Dehumanising practices are killing us – C’River widows lament

Dehumanizing widowhood rite

PATRICK ABANG, Calabar –

Some widows in Cross River State have said that despite increased awareness, harmful and dehumanising practises against them still continue unabated in central and northern parts of the state.

The women disclosed this on Tuesday in Calabar during an event to commemorate The 2022International Women’s Day in the state.

Two leaders of the widows, Madam Philomena Ekpenyong, 65, and Mama Rita Egwu, 74, who spoke at an event, said in the Southern LGAs, harmful and dehumanizing practices against widows were now reducing but that in the Central and Northern areas women especially widows are still being excluded and denied the right of inheritance from their fathers’ and late husbands’ estates.

Philomena said many widows in the state have been dehumanised when husbands’ families subject them to drinking water used in washing late husband’s body.

She said, “As we celebrate Women today, let us enjoin our peoples in parts of the state who are still enslaving women and widows, or those forcing very young girls to marry men who are more than their grand father’s ages.

“How can we be made to drink bathwater or wear black gowns for one year or dance naked on the grave of late husbands?!”

To dissuade further harmful and dehumanising widows, a widows foundation, The Imah Nsa Adegoke Foundation (TINAF) has visited 14 out of the 18 LGAs in five weeks in the state where they appealed to top monarchs to encourage their subjects to change their attitude.

According to the coordinator of the foundation, Mrs Imah Adegoke, said the campaign has been welcomed by most of the paramount rulers who had been inundated with trying to settle such inheritance matters on the basis of equity.

“Some informed us they had been challenged by the existing customs but with knowledge of the provisions of this law, they were now emboldened to act knowing they had the weight of Law behind them.

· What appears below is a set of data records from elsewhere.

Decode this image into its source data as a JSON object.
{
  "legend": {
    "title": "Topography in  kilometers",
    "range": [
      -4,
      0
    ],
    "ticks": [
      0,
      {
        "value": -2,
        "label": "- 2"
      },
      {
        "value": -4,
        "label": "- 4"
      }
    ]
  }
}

“Indeed, no more than a few days after visiting the Northern LGAs, we began to get calls from a paramount ruler and a referral from the police unit handling such matters at one of the Stations requesting counsel on some inheritance matters which had come up in their domain.

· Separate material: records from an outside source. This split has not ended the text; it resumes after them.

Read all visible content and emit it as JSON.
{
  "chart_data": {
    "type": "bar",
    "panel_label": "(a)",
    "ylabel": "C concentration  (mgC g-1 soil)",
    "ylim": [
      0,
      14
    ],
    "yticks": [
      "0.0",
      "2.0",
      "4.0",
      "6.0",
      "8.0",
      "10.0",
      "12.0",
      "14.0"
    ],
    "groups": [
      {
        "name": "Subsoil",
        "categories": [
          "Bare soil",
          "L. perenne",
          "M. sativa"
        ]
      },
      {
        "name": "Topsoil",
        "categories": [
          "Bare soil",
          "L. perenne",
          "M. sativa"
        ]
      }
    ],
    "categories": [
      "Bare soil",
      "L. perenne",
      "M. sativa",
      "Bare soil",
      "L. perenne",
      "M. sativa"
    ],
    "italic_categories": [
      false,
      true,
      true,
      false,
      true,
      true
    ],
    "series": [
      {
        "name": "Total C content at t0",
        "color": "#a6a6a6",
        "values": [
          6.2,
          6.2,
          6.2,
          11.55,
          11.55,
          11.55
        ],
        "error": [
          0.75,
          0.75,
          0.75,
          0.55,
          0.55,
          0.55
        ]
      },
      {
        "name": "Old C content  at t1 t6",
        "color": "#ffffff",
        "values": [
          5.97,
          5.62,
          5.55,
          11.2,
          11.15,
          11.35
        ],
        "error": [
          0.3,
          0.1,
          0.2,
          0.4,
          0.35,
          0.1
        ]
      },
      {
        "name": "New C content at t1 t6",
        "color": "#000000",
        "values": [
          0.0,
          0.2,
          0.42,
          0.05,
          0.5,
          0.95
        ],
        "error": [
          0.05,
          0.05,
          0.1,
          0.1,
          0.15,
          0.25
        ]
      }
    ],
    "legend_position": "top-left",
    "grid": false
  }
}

“We can assuredly say that the response has been indeed great and is yielding immediate fruit. “

The foundation plans to award two of the LGAs which have already enacted and captured in writing, major shifts to their respective customs which had taken into account and provided specifically to stop the harmful practices carried out against widows.

“We believe Boki and Bekwara LGAs deserve our Award and that of other Agencies working to improve female wellbeing and equality.”